I had never made the connection between America’s first native saint, Elizabeth Ann Seton, and the feast of the Epiphany. That is until Sr. Regina Bechtle pointed it out. She connected the dots for me between Elizabeth Ann Seton, the feast of the Epiphany, and our “ordinary epiphanies”.

But first some context…

January 4th, 2022 marks the celebratory closing of the 200th anniversary year of Saint Elizabeth Ann Seton’s death. This past year also marked the 46 years since her canonization, at which Pope Saint Paul VI declared her—a wife, mother, teacher, religious sister, and Catholic convert—America’s first native-born saint.

I like to think of her as a woman who had it all socially, lost it all with conversion to Catholicism, only to find all the more especially in the Eucharist.

This Mindwalk is based on a presentation presented by Sr. Regina Bechtle, SC at the Seton Shrine, State Street, NY on Jan. 4, 2015.

Aha moments

Epiphany – it’s no accident that the feast of St. Elizabeth Seton falls on or near this day each year. Epiphany celebrates a manifestation, a revelation, a great “aha” moment. For it tells us of a God who doesn’t hide but who shows up – a God who wants to be seen and known, sought and found – a God who delights in being discovered, usually in the most unlikely places.
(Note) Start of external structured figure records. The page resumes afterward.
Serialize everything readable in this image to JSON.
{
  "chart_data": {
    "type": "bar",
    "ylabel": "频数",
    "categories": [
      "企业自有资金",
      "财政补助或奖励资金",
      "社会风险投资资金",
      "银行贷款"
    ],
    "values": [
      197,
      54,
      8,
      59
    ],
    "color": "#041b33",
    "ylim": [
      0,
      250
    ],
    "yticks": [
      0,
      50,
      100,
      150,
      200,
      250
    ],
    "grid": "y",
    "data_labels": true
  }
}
In a feeding trough for animals, for instance – or in dark and difficult times… When “darkness covers the earth and thick clouds (discouragement, fear, sadness, violence) cover the people”. And didn’t Elizabeth Seton know times like that?

Didn’t she search and seek for light:

  • in her grief when her mother died, followed by her father, her husband, and 2 of her daughters?
  • in her confusion when she couldn’t yet see her way clear to becoming a Catholic?
  • in her disillusionment when the peaceful religious life that she longed to live got tangled, in its early days, in the all-too-human power plays of her priest-Superiors and the machinations of some of her Sisters?

In each of those times of thick and heavy clouds, Elizabeth kept seeking. And the revelation that came each time uncovered a God of infinite tenderness: a caring Father, a faithful guide, a loving Presence.

Elizabeth’s “Aha” moments

That tender God was revealed to her, not in fireworks or bells and whistles. No, the making known of God happened in the most ordinary of ways and places.

  • At the kitchen table, the writing desk, the home of a friend, God’s tender face was revealed.
  • In the bedroom where her children were conceived and born, and at the bedsides of the sick and dying, God’s tender touch was revealed.
  • In the cramped rooms where poor widows and children lived, in the classroom where she heard the lessons of lonely children, God’s tender heart was revealed.
  • Certainly, the powerful, luminous presence of Christ in the Blessed Sacrament focused and summed up all of God’s revelations to Elizabeth.
  • But – especially as we gather here in the house where she used to live – she would want us to know that her dearest epiphany moments would always breakthrough in the most ordinary of ways and places.

She reminds us that she grew into her holiness, grew to become a Saint – just as we are asked to do – by finding her God, meeting her grace, precisely in those most ordinary of moments.

She would have related well to Pope Francis’ reminder that we are all called to be “ordinary saints”.

Food for thought

  • Have I realized that Christ is in my ordinary moments?
  • Have I looked for Christ in my ordinary moments as she did?